Posted on April 30, 2019 at 2:24 PM
It has barely been a week since the full details of the Outlook and Hotmail email hack have been made public and the embarrassment that Microsoft faces is becoming greater and greater. At the time the news story broke, Microsoft had let hackers gain total control of their retail support back end. The company came clean but didn’t know what the hackers were looking for.
That changed today when customers have started complaining, publically, about their cryptocurrency going missing. Now everyone knows what the hackers are doing and the nightmare Microsoft thought was behind them is being stirred up anew.
The story so far
Vice’s sub-publication Motherboard broke a news story earlier this month about the email hacks at Microsoft. Hackers had gained control of a support worker’s credentials to retail MSN, Hotmail and Outlook accounts. The types of email account one would use for normal online services.
They then used the credentials to look ta email metadata and even in some cases the emails directly. While this was discovered via an anonymous source, Microsoft at the time the story broke out denied that anyone had access to the emails themselves. This did not last long before a public outcry forced the company to acknowledge that emails had been read.
However, the Redmond based company did say that they were unable to see what the perpetrators of the hack were using their illicit access for. The company also reassured their enterprise and corporate level clients that those accounts were 100% safe and that no one had any access to them.
Crypto is missing; password resets to blame
Jevon Ritmeester, who uses one of the Microsoft services as his primary crypto e-mail, says that the hackers had gotten into his Kraken.com account using the information that they had access to in his email.
“The hackers also had access to my inbox allowing them to password reset my Kraken.com account and withdrawal my Bitcoin.”
Jevon provided proof to Motherboard in the form of emails from Microsoft saying that his account had been compromised. He also showed that the hacker had set up a rule that any email mentioning Kraken would automatically be forwarded to a Gmail address. The emails that were forwarded to the address that is presumed to be held by the hackers would be password reset emails and Bitcoin withdrawal requests.

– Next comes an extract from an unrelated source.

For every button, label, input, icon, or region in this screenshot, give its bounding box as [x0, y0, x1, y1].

He had only found them after checking his trash when he received the breach notification from Microsoft. He alleges that he has lost 1 BTC so far, which amounts to around $5000 dollars at the current exchange rate. He is, unfortunately, not the only person who lost money during this breach.

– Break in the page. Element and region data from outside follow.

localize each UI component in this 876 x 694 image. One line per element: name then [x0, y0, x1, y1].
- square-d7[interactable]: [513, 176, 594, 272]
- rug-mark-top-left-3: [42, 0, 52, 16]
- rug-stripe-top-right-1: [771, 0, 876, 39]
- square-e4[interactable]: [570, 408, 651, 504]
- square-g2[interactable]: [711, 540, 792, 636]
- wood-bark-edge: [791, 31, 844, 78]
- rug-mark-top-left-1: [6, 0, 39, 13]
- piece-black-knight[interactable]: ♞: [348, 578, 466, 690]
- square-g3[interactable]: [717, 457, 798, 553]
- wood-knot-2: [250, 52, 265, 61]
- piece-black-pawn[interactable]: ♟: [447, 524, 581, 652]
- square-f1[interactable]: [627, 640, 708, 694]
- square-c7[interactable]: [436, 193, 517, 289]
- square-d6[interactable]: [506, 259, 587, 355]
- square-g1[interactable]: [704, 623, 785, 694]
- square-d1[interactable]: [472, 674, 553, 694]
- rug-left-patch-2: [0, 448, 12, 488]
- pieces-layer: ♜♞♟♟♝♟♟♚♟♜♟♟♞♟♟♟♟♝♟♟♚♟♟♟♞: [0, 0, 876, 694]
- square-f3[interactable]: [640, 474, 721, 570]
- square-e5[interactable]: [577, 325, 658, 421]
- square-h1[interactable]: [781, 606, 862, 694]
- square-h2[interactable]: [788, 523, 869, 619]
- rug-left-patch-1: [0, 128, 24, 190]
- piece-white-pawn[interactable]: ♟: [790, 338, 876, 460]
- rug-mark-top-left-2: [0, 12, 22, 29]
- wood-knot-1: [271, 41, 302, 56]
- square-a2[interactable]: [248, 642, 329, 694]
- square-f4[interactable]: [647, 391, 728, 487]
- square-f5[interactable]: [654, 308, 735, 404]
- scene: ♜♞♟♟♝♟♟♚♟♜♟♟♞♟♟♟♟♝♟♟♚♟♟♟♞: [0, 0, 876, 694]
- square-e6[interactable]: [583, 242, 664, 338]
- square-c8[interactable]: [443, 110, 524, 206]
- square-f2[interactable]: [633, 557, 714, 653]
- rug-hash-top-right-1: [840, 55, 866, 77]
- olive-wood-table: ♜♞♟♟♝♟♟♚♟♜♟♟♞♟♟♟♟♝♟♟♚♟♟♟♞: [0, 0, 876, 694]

A user on Reddit, going by the moniker shinratechlabs, posted that they had lost 25 000 in crypto due to the Microsoft email breach. The user never mentioned whether it was 25000 coins of a particular currency or if that was the fiat equivalent of cryptocurrency.

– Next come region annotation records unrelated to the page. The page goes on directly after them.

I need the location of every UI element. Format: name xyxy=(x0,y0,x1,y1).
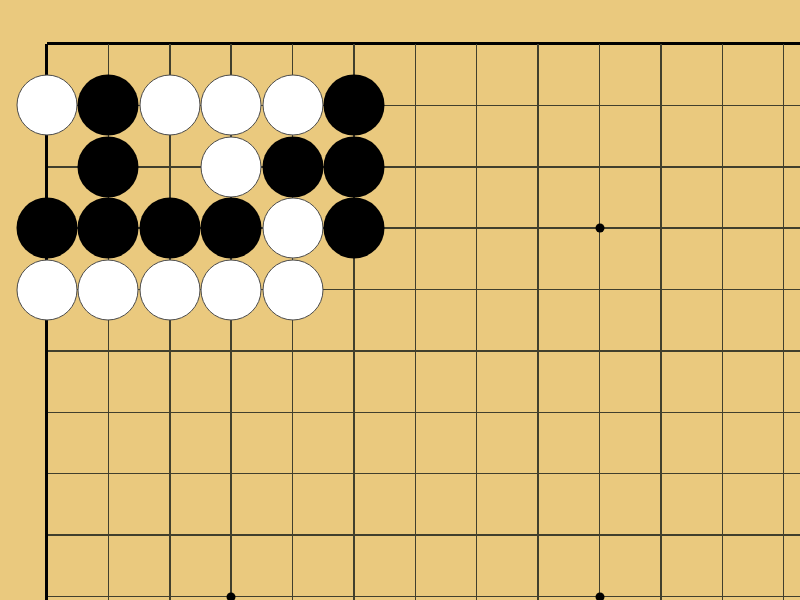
intersection[interactable] xyxy=(630,197,691,258)
intersection[interactable] xyxy=(569,136,630,197)
intersection[interactable] xyxy=(692,13,753,74)
intersection[interactable] xyxy=(385,504,446,565)
intersection[interactable] xyxy=(446,443,507,504)
intersection[interactable] xyxy=(139,197,200,258)
intersection[interactable] xyxy=(200,566,261,600)
intersection[interactable] xyxy=(569,197,630,258)
intersection[interactable] xyxy=(507,259,568,320)
intersection[interactable] xyxy=(569,566,630,600)
intersection[interactable] xyxy=(262,197,323,258)
intersection[interactable] xyxy=(323,382,384,443)
intersection[interactable] xyxy=(692,197,753,258)
intersection[interactable] xyxy=(78,320,139,381)
intersection[interactable] xyxy=(16,320,77,381)
intersection[interactable] xyxy=(323,320,384,381)
intersection[interactable] xyxy=(139,13,200,74)
white-stone xyxy=(16,75,77,136)
intersection[interactable] xyxy=(385,136,446,197)
intersection[interactable] xyxy=(630,382,691,443)
black-stone xyxy=(16,198,77,259)
white-stone xyxy=(78,259,139,320)
intersection[interactable] xyxy=(139,75,200,136)
intersection[interactable] xyxy=(692,136,753,197)
intersection[interactable] xyxy=(569,382,630,443)
intersection[interactable] xyxy=(385,13,446,74)
go-board-grid xyxy=(16,13,800,600)
star-point-marker xyxy=(595,592,604,600)
intersection[interactable] xyxy=(446,75,507,136)
intersection[interactable] xyxy=(446,382,507,443)
black-stone xyxy=(78,75,139,136)
intersection[interactable] xyxy=(78,566,139,600)
intersection[interactable] xyxy=(78,197,139,258)
white-stone xyxy=(139,259,200,320)
intersection[interactable] xyxy=(507,75,568,136)
intersection[interactable] xyxy=(200,504,261,565)
intersection[interactable] xyxy=(16,75,77,136)
intersection[interactable] xyxy=(78,136,139,197)
intersection[interactable] xyxy=(692,382,753,443)
intersection[interactable] xyxy=(262,443,323,504)
intersection[interactable] xyxy=(200,13,261,74)
black-stone xyxy=(78,136,139,197)
intersection[interactable] xyxy=(569,259,630,320)
go-board xyxy=(0,0,800,600)
intersection[interactable] xyxy=(78,75,139,136)
intersection[interactable] xyxy=(200,320,261,381)
intersection[interactable] xyxy=(692,504,753,565)
intersection[interactable] xyxy=(385,197,446,258)
intersection[interactable] xyxy=(262,13,323,74)
intersection[interactable] xyxy=(139,136,200,197)
intersection[interactable] xyxy=(753,320,800,381)
intersection[interactable] xyxy=(569,320,630,381)
white-stone xyxy=(201,75,262,136)
intersection[interactable] xyxy=(753,382,800,443)
intersection[interactable] xyxy=(753,443,800,504)
white-stone xyxy=(262,259,323,320)
intersection[interactable] xyxy=(385,75,446,136)
intersection[interactable] xyxy=(16,259,77,320)
intersection[interactable] xyxy=(385,320,446,381)
intersection[interactable] xyxy=(139,504,200,565)
black-stone xyxy=(139,198,200,259)
intersection[interactable] xyxy=(262,382,323,443)
intersection[interactable] xyxy=(78,382,139,443)
intersection[interactable] xyxy=(16,566,77,600)
intersection[interactable] xyxy=(262,136,323,197)
intersection[interactable] xyxy=(200,136,261,197)
intersection[interactable] xyxy=(446,259,507,320)
intersection[interactable] xyxy=(446,13,507,74)
intersection[interactable] xyxy=(446,504,507,565)
white-stone xyxy=(16,259,77,320)
intersection[interactable] xyxy=(323,504,384,565)
intersection[interactable] xyxy=(139,443,200,504)
star-point-marker xyxy=(227,592,236,600)
intersection[interactable] xyxy=(569,504,630,565)
intersection[interactable] xyxy=(16,382,77,443)
intersection[interactable] xyxy=(16,443,77,504)
intersection[interactable] xyxy=(16,136,77,197)
intersection[interactable] xyxy=(78,13,139,74)
intersection[interactable] xyxy=(323,13,384,74)
intersection[interactable] xyxy=(753,136,800,197)
intersection[interactable] xyxy=(323,259,384,320)
intersection[interactable] xyxy=(692,320,753,381)
intersection[interactable] xyxy=(630,75,691,136)
black-stone xyxy=(323,75,384,136)
white-stone xyxy=(262,75,323,136)
intersection[interactable] xyxy=(446,197,507,258)
intersection[interactable] xyxy=(569,443,630,504)
intersection[interactable] xyxy=(507,566,568,600)
intersection[interactable] xyxy=(630,259,691,320)
white-stone xyxy=(139,75,200,136)
intersection[interactable] xyxy=(385,382,446,443)
intersection[interactable] xyxy=(507,382,568,443)
black-stone xyxy=(78,198,139,259)
intersection[interactable] xyxy=(16,197,77,258)
intersection[interactable] xyxy=(569,13,630,74)
intersection[interactable] xyxy=(630,136,691,197)
intersection[interactable] xyxy=(200,443,261,504)
intersection[interactable] xyxy=(323,443,384,504)
intersection[interactable] xyxy=(507,504,568,565)
intersection[interactable] xyxy=(323,566,384,600)
intersection[interactable] xyxy=(16,13,77,74)
black-stone xyxy=(323,198,384,259)
white-stone xyxy=(201,136,262,197)
intersection[interactable] xyxy=(262,566,323,600)
intersection[interactable] xyxy=(507,197,568,258)
white-stone xyxy=(262,198,323,259)
intersection[interactable] xyxy=(630,320,691,381)
intersection[interactable] xyxy=(507,320,568,381)
intersection[interactable] xyxy=(753,259,800,320)
intersection[interactable] xyxy=(200,382,261,443)
intersection[interactable] xyxy=(692,259,753,320)
intersection[interactable] xyxy=(385,443,446,504)
intersection[interactable] xyxy=(507,443,568,504)
intersection[interactable] xyxy=(692,443,753,504)
intersection[interactable] xyxy=(753,75,800,136)
intersection[interactable] xyxy=(262,75,323,136)
intersection[interactable] xyxy=(262,259,323,320)
intersection[interactable] xyxy=(139,382,200,443)
intersection[interactable] xyxy=(753,504,800,565)
intersection[interactable] xyxy=(630,443,691,504)
intersection[interactable] xyxy=(507,13,568,74)
intersection[interactable] xyxy=(200,75,261,136)
intersection[interactable] xyxy=(753,566,800,600)
intersection[interactable] xyxy=(692,566,753,600)
intersection[interactable] xyxy=(630,504,691,565)
intersection[interactable] xyxy=(262,504,323,565)
intersection[interactable] xyxy=(385,259,446,320)
intersection[interactable] xyxy=(446,136,507,197)
intersection[interactable] xyxy=(139,259,200,320)
star-point-marker xyxy=(595,224,604,233)
intersection[interactable] xyxy=(16,504,77,565)
intersection[interactable] xyxy=(385,566,446,600)
intersection[interactable] xyxy=(692,75,753,136)
intersection[interactable] xyxy=(630,13,691,74)
intersection[interactable] xyxy=(569,75,630,136)
intersection[interactable] xyxy=(200,197,261,258)
intersection[interactable] xyxy=(446,566,507,600)
black-stone xyxy=(262,136,323,197)
intersection[interactable] xyxy=(630,566,691,600)
intersection[interactable] xyxy=(446,320,507,381)
black-stone xyxy=(201,198,262,259)
intersection[interactable] xyxy=(78,443,139,504)
intersection[interactable] xyxy=(139,566,200,600)
intersection[interactable] xyxy=(200,259,261,320)
intersection[interactable] xyxy=(323,197,384,258)
intersection[interactable] xyxy=(753,13,800,74)
intersection[interactable] xyxy=(323,136,384,197)
white-stone xyxy=(201,259,262,320)
intersection[interactable] xyxy=(323,75,384,136)
intersection[interactable] xyxy=(78,259,139,320)
intersection[interactable] xyxy=(753,197,800,258)
intersection[interactable] xyxy=(507,136,568,197)
intersection[interactable] xyxy=(78,504,139,565)
intersection[interactable] xyxy=(262,320,323,381)
intersection[interactable] xyxy=(139,320,200,381)
black-stone xyxy=(323,136,384,197)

Yet another Reddit user replied to the thread created by shinratechlabs saying the same had happened to them, though with much less lost. Many industry veterans have said that this would not have been an issue for the people who were robbed had they bothered to turn on 2 Factor Authentication. Indeed, Jevon himself says that his account would probably be more secure had he thought to make use of the 2FA that Kraken offers its users.
Ritmeester feels that Microsft is not taking the breach seriously enough and claims that they are trying to cover it up and keep it on the down low. He particularly pointed to their lies in the first instance when they said that no emails had been accessed. That was disproven later on, and the company had to retract its earlier statements.
Jevin says that he will be filing a police report soon enough, and is considering holding Microsft liable for the damages he suffered as a result of the breach in their security.